Background information
- Born: 26 October 1924 Timișoara, Romania
- Died: 13 August 1979 (aged 54) Glarus, Switzerland
- Genres: Classical
- Occupation: Violinist
- Instrument: Violin
- Years active: 1937–1950s
- Spouse: Béla de Csillery

= Johanna Martzy =

Hungarian violinist (1924–1979)

Johanna Martzy (26 October 1924 – 13 August 1979) was a Hungarian violinist, born in Romania.

She was born in Timișoara, Banat, Romania in 1924 and debuted at 13. She toured in the 1940s up to the late 1960es. In the late 1950s, her renown in North America, at least, declined while she toured in South America, Australia, England, The Netherlands, Switzerland and South Africa, and offered many concerts and Radio recordings. Her death from cancer, in Glarus in 1979, was not well noted.

Among her chamber music recordings those of Schubert have been thought particularly special (Recorder by Columbia). She however was best known for her interpretation of the Unaccompanied Bach Violin Sonates, which were published by Colombia.
She performed amongst others with the conductor Leonard Bernstein in New York. She recorded LPs with Ferenc Fricsay (Dvorak Violin Concerto, Deutsche Grammophon Gesellschaft), Eugen Jochum (Mozart and Bach violin Concertos, Coup d'Archet and Heliodor) Paul Kletzki (Mendelssohn and Brahms Violin Concertos, and Beethoven Romances G and F Major, recorded by Colombia).

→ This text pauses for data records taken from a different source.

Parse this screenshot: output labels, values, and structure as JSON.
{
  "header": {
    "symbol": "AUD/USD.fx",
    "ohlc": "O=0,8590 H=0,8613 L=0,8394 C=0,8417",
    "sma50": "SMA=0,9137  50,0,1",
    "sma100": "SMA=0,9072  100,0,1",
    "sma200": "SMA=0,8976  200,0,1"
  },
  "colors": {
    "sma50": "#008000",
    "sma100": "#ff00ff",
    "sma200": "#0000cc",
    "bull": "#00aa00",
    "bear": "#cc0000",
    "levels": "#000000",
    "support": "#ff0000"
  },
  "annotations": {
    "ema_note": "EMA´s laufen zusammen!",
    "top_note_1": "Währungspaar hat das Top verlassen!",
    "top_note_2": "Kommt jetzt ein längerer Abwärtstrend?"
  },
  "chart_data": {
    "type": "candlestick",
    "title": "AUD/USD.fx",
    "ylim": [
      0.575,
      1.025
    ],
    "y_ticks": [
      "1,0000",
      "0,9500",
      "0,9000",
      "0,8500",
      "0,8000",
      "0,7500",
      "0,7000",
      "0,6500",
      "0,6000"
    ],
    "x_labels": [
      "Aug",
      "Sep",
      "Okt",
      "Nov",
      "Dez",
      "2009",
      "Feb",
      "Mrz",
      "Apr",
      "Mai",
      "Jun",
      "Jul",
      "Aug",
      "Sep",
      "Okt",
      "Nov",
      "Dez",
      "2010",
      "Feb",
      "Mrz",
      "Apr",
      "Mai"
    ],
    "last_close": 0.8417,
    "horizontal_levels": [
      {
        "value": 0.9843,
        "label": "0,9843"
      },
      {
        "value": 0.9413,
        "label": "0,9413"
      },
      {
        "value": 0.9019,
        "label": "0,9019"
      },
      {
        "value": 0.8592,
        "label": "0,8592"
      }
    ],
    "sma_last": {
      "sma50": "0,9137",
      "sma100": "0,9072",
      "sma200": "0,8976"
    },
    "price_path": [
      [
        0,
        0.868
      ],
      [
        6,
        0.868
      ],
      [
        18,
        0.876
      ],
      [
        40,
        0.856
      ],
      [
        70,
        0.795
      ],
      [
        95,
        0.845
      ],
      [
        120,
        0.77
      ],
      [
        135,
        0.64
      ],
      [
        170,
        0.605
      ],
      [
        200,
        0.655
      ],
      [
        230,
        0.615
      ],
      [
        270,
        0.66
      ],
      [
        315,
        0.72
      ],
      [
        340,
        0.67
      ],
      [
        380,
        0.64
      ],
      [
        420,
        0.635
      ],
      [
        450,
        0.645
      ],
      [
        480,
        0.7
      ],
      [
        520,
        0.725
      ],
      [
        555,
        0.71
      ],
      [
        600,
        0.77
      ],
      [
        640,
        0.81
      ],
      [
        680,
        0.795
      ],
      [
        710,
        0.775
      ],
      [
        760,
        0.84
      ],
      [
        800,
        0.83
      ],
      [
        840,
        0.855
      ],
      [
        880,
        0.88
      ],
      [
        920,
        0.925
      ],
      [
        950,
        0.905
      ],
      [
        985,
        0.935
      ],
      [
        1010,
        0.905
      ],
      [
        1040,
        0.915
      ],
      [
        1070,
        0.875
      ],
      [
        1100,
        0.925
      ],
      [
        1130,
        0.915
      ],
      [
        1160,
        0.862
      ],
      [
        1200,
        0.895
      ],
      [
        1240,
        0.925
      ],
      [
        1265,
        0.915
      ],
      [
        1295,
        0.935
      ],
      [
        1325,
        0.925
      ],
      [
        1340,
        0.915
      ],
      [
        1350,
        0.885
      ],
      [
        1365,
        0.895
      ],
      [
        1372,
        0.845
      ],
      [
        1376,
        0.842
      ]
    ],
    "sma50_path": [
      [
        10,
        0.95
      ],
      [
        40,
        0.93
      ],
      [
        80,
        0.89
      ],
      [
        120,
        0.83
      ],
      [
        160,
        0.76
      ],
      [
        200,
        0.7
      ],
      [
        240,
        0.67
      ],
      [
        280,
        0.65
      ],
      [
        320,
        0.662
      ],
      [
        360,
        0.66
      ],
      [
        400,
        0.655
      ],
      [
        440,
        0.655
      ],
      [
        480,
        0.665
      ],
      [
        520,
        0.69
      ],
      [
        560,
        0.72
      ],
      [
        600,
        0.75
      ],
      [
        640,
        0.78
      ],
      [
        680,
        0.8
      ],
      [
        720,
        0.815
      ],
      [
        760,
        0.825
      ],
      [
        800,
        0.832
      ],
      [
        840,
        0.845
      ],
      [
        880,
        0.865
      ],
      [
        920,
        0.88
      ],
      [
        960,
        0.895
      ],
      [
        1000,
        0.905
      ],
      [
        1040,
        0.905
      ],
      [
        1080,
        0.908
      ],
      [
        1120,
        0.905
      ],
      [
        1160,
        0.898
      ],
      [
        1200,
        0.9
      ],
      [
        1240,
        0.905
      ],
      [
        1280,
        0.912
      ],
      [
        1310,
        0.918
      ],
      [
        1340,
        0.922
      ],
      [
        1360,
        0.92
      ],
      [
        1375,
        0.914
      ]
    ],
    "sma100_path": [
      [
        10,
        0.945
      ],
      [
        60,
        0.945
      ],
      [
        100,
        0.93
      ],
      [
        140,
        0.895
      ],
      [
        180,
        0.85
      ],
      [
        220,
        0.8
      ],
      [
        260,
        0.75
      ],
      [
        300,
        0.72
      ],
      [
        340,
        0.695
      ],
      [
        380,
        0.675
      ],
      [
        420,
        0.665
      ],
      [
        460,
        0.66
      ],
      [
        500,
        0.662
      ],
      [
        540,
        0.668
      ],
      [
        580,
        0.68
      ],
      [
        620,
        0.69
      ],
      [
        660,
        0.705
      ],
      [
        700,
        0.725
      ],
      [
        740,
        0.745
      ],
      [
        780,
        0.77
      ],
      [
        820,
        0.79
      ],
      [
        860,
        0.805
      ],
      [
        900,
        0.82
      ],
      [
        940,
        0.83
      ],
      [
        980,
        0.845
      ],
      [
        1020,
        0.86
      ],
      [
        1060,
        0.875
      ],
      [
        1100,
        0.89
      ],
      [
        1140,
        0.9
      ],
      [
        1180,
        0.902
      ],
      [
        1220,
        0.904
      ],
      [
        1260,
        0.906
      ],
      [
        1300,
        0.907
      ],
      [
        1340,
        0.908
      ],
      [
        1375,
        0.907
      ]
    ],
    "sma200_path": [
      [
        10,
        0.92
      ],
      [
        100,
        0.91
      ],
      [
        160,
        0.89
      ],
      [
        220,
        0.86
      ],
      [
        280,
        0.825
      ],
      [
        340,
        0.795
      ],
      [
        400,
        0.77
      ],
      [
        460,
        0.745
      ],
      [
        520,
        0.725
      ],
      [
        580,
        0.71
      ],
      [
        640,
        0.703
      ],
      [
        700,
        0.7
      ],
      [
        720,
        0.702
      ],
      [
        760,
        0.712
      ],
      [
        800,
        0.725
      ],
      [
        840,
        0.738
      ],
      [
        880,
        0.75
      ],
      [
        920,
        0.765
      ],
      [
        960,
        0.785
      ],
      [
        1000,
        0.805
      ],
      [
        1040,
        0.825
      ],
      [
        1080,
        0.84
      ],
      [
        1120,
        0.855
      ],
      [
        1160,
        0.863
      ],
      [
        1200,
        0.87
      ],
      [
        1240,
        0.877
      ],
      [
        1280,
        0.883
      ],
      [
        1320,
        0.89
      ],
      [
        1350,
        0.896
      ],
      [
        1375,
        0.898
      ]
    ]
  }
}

She married conductor Béla de Csillery, with whom she left Hungary during World War II in 1944, but the marriage was dissolved after ten years.
In 1960, she married the Swiss book and newspaper editor Daniel Tschudi, also a violin collector, and one daughter was born into the marriage. While she initially continued her international solo career for several years, she gradually decreased her concert tours, and by the 1970s stopped performing internationally. In 2024, her first and only stereo LP was published in Switzerland (by Jürg Schoppe) in celebration of her hundredth anniversary, and in October 2024, a memorial was held in her honor in Budapest and Timișoara, Romania, organized by Agnes Ligetinè Beke, first violin of The Budapest Orchestra.

She was referred to by Glenn Gould in his essay "We who are about to be disqualified salute you," as "an artist who has always seemed to me to be, at least in North America, the most underrated of the great violinists of our age."